Ed ecco il punto: come posso conoscere chi sfugge al mio sguardo? Come posso incontrare e comprendere, financo ad amare chi si nasconde al mio sguardo?

La scuola, luogo dell’insegnamento in cui di indica di guardare per conoscere, è anche luogo per eccellenza di relazione. E’ qui che accade, l’imprescindibile intreccio e incontro delle identità e delle alterità, in formazione.

E’ la nostra scuola, il nostro luogo primario in cui si origina il sapere, il guardare le cose, gli oggetti culturali delle discipline assieme alle persone che abitano e costituiscono la scuola stessa, è in questo luogo che si generano di fatto le nostre primissime relazioni affettive e sociali, proprio nello stesso luogo in cui si impara il dis-velamento.

La relazionalità, seguendo il filo del discorso filosofico che parte dai concetti di verità, essere e conoscenza fino a giungere al poter cogliere il significato delle cose e dei rapporti, non può prescindere dallo sguardo. Ogni velo, copre e nasconde. Il velo implica il voler nascondere, il voler coprire facendo come se non ci fosse, ciò che invece c’è ed esiste con la sua presenza, dietro, sotto.

Fino alla cancellazione violenta di ciò che continua di converso ad esistere.

E’ un non-riconoscimento di ciò che vi si para dietro.
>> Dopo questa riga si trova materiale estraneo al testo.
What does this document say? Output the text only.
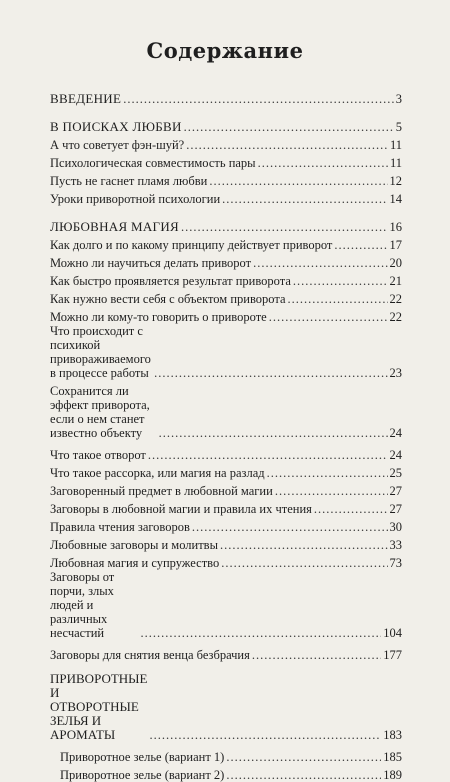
Содержание
ВВЕДЕНИЕ .....	3
В ПОИСКАХ ЛЮБВИ .....	5
А что советует фэн-шуй? .....	11
Психологическая совместимость пары .....	11
Пусть не гаснет пламя любви .....	12
Уроки приворотной психологии .....	14
ЛЮБОВНАЯ МАГИЯ .....	16
Как долго и по какому принципу действует приворот .....	17
Можно ли научиться делать приворот .....	20
Как быстро проявляется результат приворота .....	21
Как нужно вести себя с объектом приворота .....	22
Можно ли кому-то говорить о привороте .....	22
Что происходит с психикой привораживаемого в процессе работы .....	23
Сохранится ли эффект приворота, если о нем станет известно объекту .....	24
Что такое отворот .....	24
Что такое рассорка, или магия на разлад .....	25
Заговоренный предмет в любовной магии .....	27
Заговоры в любовной магии и правила их чтения .....	27
Правила чтения заговоров .....	30
Любовные заговоры и молитвы .....	33
Любовная магия и супружество .....	73
Заговоры от порчи, злых людей и различных несчастий .....	104
Заговоры для снятия венца безбрачия .....	177
ПРИВОРОТНЫЕ И ОТВОРОТНЫЕ ЗЕЛЬЯ И АРОМАТЫ .....	183
Приворотное зелье (вариант 1) .....	185
Приворотное зелье (вариант 2) .....	189
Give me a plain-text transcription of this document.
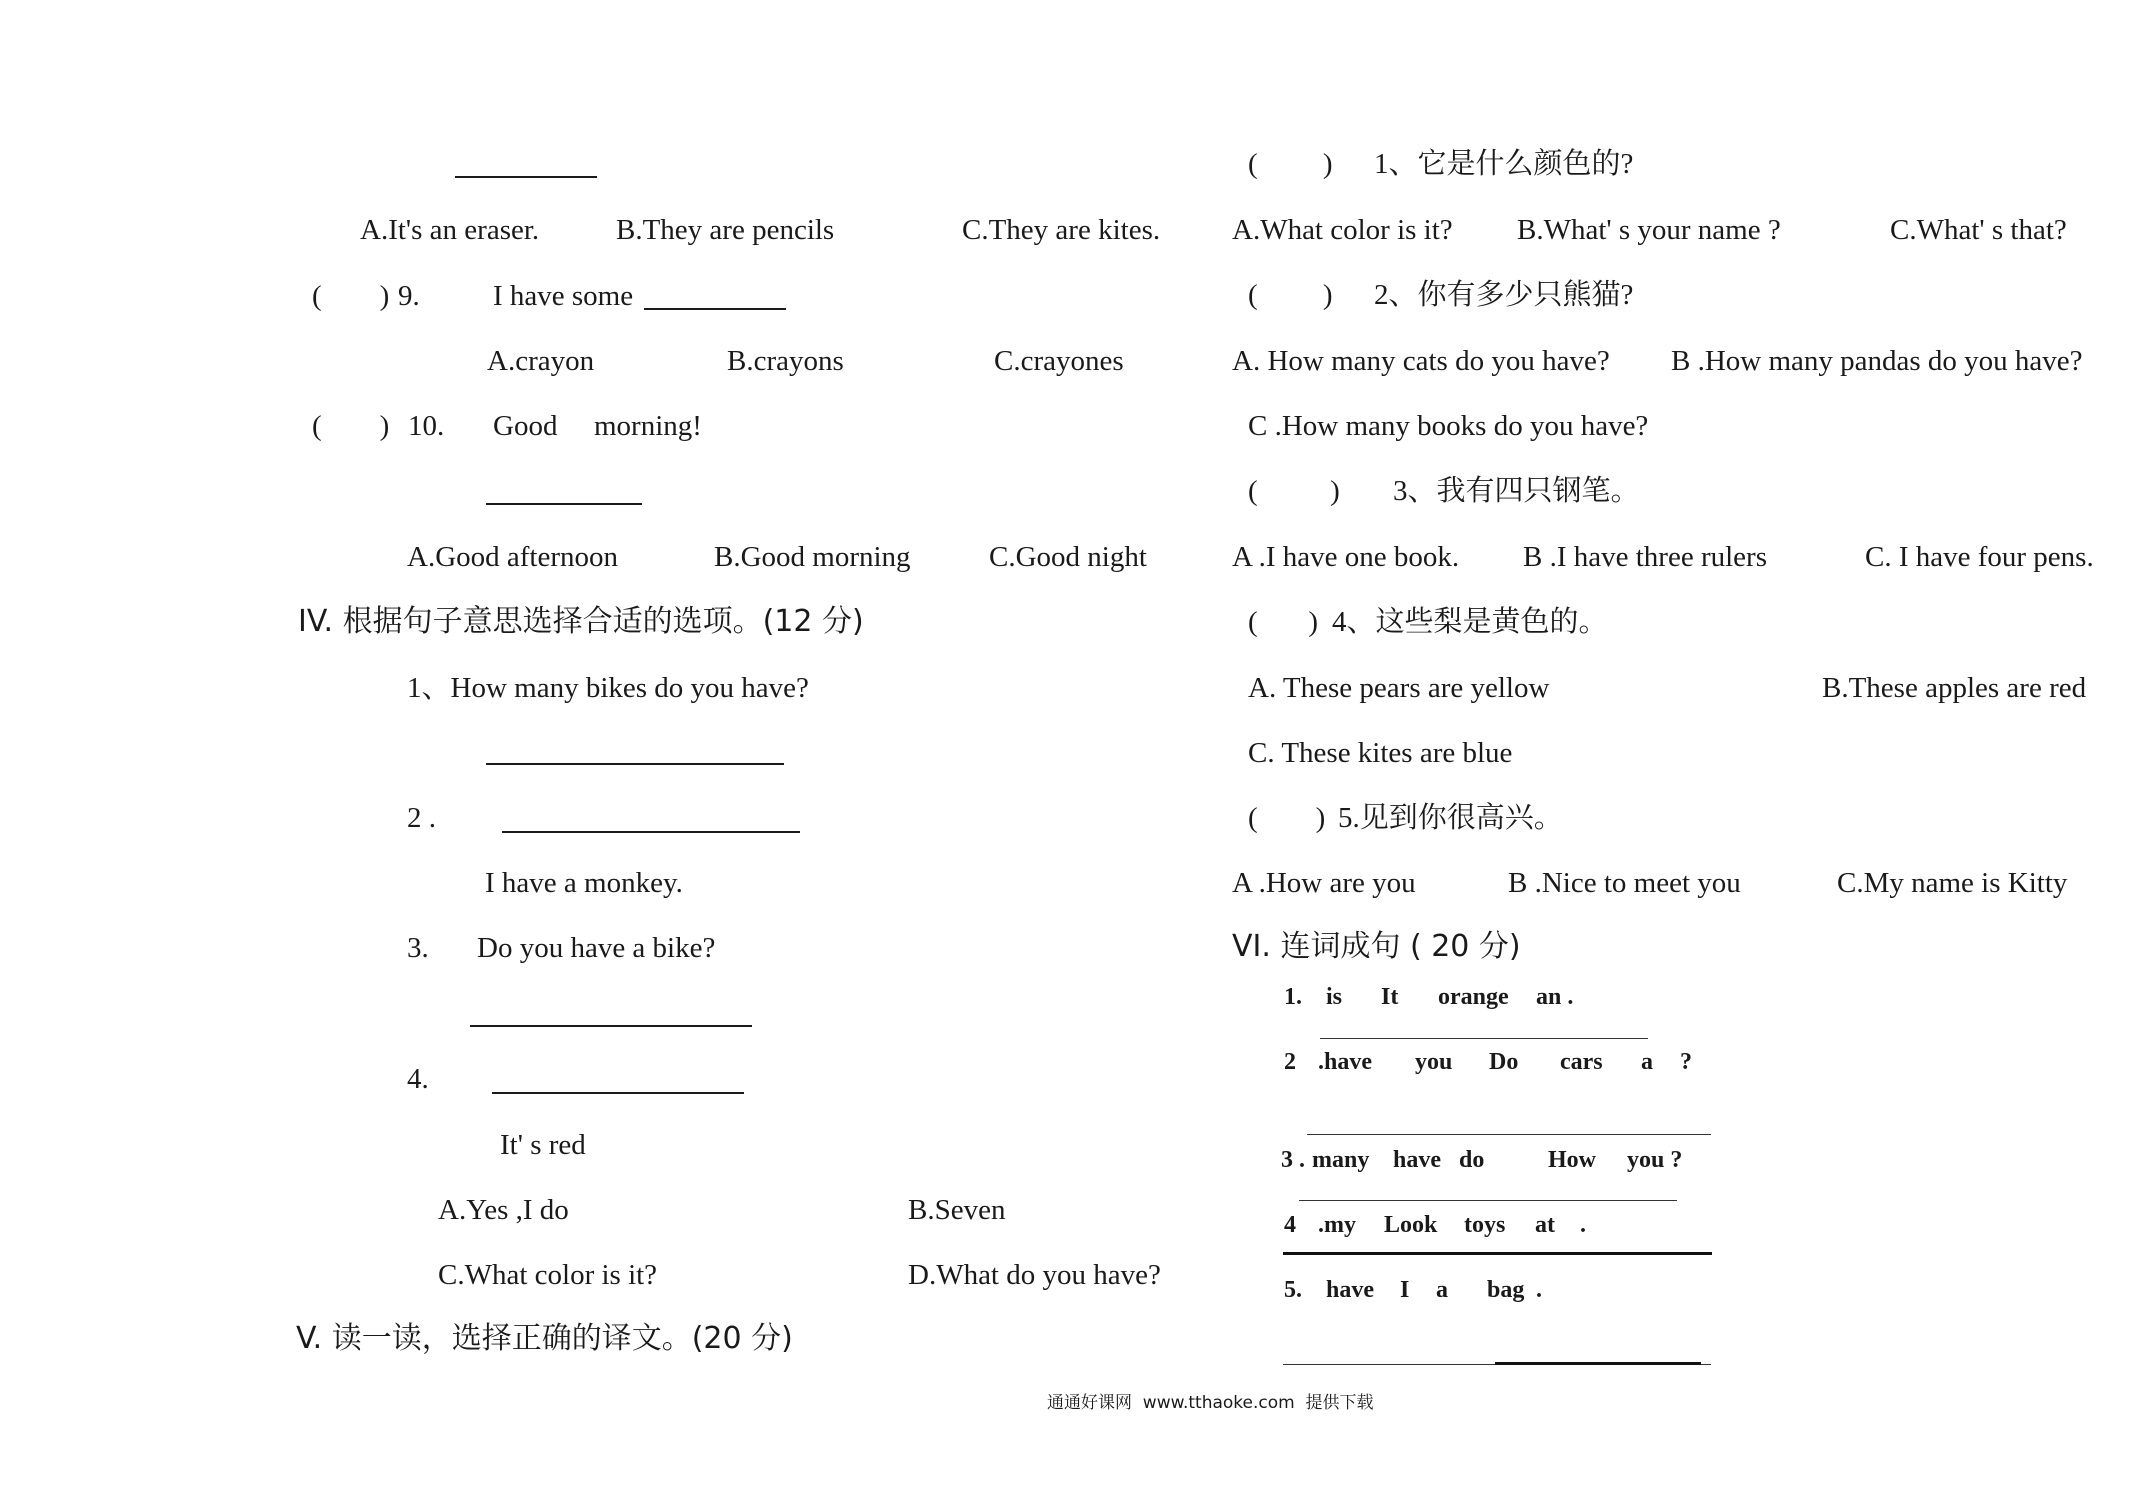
A.It's an eraser.	B.They are pencils	C.They are kites.
(        ) 9.	I have some
A.crayon	B.crayons	C.crayones
(        ) 10. Good morning!
A.Good afternoon	B.Good morning	C.Good night
IV. 根据句子意思选择合适的选项。(12 分)
1、How many bikes do you have?
2 .
I have a monkey.
3. Do you have a bike?
4.
It' s red
A.Yes ,I do	B.Seven
C.What color is it?	D.What do you have?
V. 读一读，选择正确的译文。(20 分)
(         ) 1、它是什么颜色的?
A.What color is it? B.What' s your name ?	C.What' s that?
(         ) 2、你有多少只熊猫?
A. How many cats do you have? B .How many pandas do you have?
C .How many books do you have?
(          ) 3、我有四只钢笔。
A .I have one book. B .I have three rulers	C. I have four pens.
(       ) 4、这些梨是黄色的。
A. These pears are yellow	B.These apples are red
C. These kites are blue
(        ) 5.见到你很高兴。
A .How are you	B .Nice to meet you	C.My name is Kitty
VI. 连词成句 ( 20 分)
1. is It orange an .
2 .have you Do cars a ?
3 . many have do	How you ?
4 .my Look toys at .
5. have I a bag .
通通好课网  www.tthaoke.com  提供下载
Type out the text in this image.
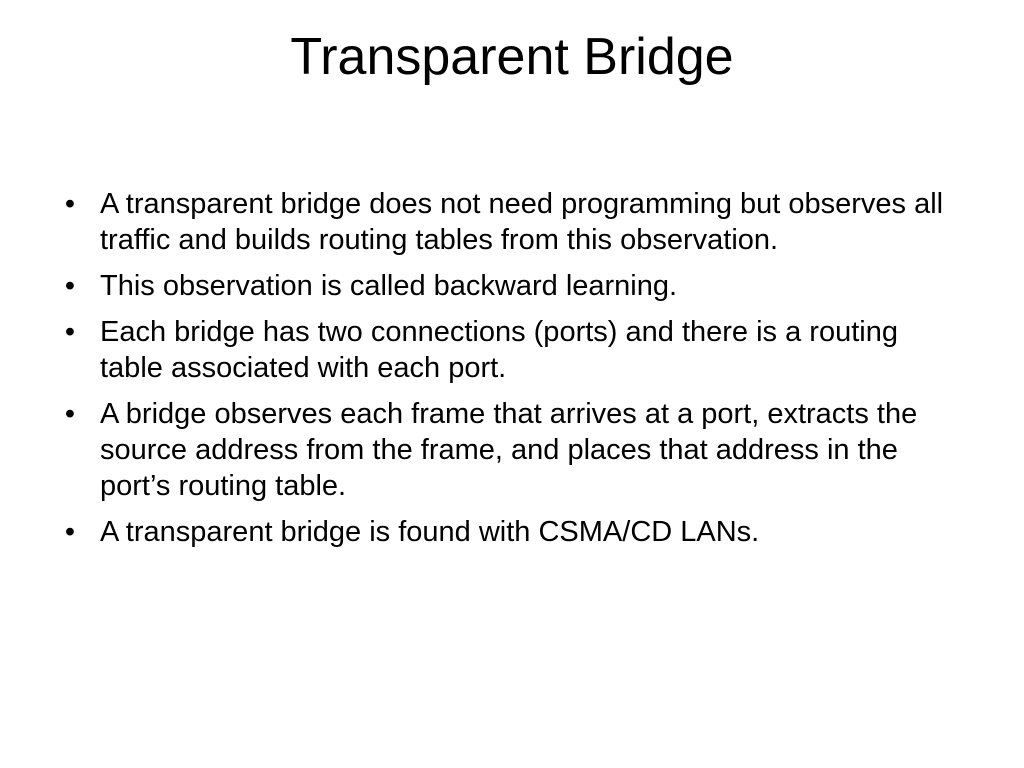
Transparent Bridge
• A transparent bridge does not need programming but observes all traffic and builds routing tables from this observation.
• This observation is called backward learning.
• Each bridge has two connections (ports) and there is a routing table associated with each port.
• A bridge observes each frame that arrives at a port, extracts the source address from the frame, and places that address in the port’s routing table.
• A transparent bridge is found with CSMA/CD LANs.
E’ un ostacolo al vedere, allo sguardo e quindi alla relazione, al rapporto.

Ciò che impedisce lo sguardo, ciò che vela invece di dis-svelare, ciò che impedisce il guardare, il poter vedere e il poter essere visti, il riconoscere e l’essere riconosciuti nella propria presenza, a scuola che è luogo del vedere e del conoscere, luogo dell’essere in relazione e del rapporto, luogo della socialità e dell’integrazione culturale, luogo dell’incontro del dialogo, luogo del confronto aperto tra generazioni, a scuola ciò che vela e oscura invece di schiarire, a meno che non si voglia essere profondamente paradossali, semplicemente non dovrebbe esserci.

Perché accada e si insegni, a scuola, anche il respondeo, che ha a che fare con il respectum, ancora con il vedere l’altro, quindi perché accada la responsabilità occorre che l’altro non nasconda il suo volto.

Volto, che, comunque e sempre, anche per chi decide di nasconderlo con il velo del niqab, continuerà sempre ad esserci, poiché, afferma Levinàs ogni “volto mi chiede e mi ordina” sempre, anche se ci ostina, coprendolo, a pensare di non farlo essere.